I was driving my oldest down to stay the night with the grand parents and we had some time to talk. As usually happens, the conversation turned to economics. This happens with surprising frequency when I have time for discussion with the kids. In this case, the issue of government control versus the free market came up. Wanting to present a look at both with an pretty even hand, I chose the Mexican oil boom and subsequent collapse of the Peso.
The first stop on our journey was an example from this case history where government regulation can be helpful. Mexico bet heavily on oil, so much so that there were no production limits. With no production limits in place, producers produced as much oil as they could pump out of the ground. This had the effect of lowering the global price of oil, which harmed every economy that relied on oil as a source of income, but was particularly hard on Mexico which had borrowed to finance their rapid expansion of production capacity.
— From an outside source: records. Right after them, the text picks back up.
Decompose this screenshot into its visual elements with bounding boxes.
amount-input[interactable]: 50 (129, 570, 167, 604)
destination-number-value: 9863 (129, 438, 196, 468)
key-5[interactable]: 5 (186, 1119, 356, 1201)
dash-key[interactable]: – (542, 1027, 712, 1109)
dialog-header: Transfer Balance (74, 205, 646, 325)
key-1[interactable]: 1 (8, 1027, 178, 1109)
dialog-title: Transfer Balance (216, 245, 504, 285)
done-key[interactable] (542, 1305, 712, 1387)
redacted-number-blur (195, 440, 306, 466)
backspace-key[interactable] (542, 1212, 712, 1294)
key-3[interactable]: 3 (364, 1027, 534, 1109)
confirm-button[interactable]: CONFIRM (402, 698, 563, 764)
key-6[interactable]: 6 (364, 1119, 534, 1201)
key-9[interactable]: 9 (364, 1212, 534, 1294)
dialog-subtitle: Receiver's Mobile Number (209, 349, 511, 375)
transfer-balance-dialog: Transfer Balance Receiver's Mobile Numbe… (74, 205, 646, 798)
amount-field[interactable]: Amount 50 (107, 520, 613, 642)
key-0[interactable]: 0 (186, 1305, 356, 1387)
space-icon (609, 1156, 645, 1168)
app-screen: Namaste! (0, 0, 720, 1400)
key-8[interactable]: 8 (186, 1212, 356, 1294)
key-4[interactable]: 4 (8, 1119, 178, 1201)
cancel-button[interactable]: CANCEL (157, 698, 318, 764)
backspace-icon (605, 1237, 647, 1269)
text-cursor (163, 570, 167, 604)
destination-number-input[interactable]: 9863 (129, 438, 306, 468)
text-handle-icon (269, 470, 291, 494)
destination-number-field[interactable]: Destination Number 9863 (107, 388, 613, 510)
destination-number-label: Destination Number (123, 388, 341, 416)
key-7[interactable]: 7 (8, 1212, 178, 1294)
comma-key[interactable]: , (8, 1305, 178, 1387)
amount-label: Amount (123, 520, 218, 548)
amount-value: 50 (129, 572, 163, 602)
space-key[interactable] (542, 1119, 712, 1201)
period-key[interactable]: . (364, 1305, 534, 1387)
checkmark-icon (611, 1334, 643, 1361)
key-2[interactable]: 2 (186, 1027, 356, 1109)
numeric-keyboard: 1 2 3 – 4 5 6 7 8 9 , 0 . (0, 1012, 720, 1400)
So in this simplified but accurate example, we can see a need for government regulation.
But, peeling the onion a bit, let us back up and look at what really was happening. Was free market exuberance really to blame for the troubles Mexico faced once the price of oil began to react to the nearly doubled rate of production?
Let's consider the source of the money used to finance the expansion. In this case, Mexico borrowed from other countries. This created a scenario where the value of the currency used in an economy, generally correlated to the GDP of the given economy, was dependent upon the return on investment of the money borrowed that must be repaid in that same currency. Said more simply, the notes Mexico took and promised to repay would be directly affected in terms of value by the ability of the Mexican economy to remain stable. Mexico, under this scenario, had an incentive to weaken their own currency as it would tend to reduce the impact of paying back these loans. For governments, this is no problem except for the fact that it is most certainly a problem for people living under said government trying to live on said currency. When currency values slide, the cost of living goes up.
So, broadly, government intervention was the root cause of the bust that followed the Mexican oil boom. More to the point, government abuse of the power to borrow and then poorly manage things was the root cause. What this helps us to see is the destabilizing influence a government can have on free market activities. Let's suppose Mexico had never borrowed money to finance the expansion of oil production capacity? What limiting factor would have existed on their natural expansion rate? Market Demand. The free market with its ability to self regulate through supply and demand would have prevented both the oil production boom in mexico, which drove oil prices downward globally, and would have prevented the subsequent bust caused by a resulting inability to repay debts, because there would have been no debt.
The full series of mechanical linkages that caused the collapse of the Mexican economy are more detailed and complex than presented here, but as an example of whether we should look to more government regulation or less, this helps give a clear view that some regulation is needed, but usually as a direct result of some other influencing factor, like government subsidies, interest rates set by central banks, or other decisions made outside the natural bounds of the free market.
This is not to say that all decisions made by the free market, collectively, are always good and wise. But the one thing the free market has going for it that no government will ever be able to duplicate is the speed with which the market self corrects and adjusts to new circumstances. It may be very messy, large businesses may go bankrupt, but that is the cost of freedom that must be accepted as a risk factor if we are going to invest in large businesses which we have no real direct control over. So, we can have very little regulation and assured ups and downs, or government regulation and assuredly see wide sweeping unintended consequences affecting huge sectors of the economy across many nations.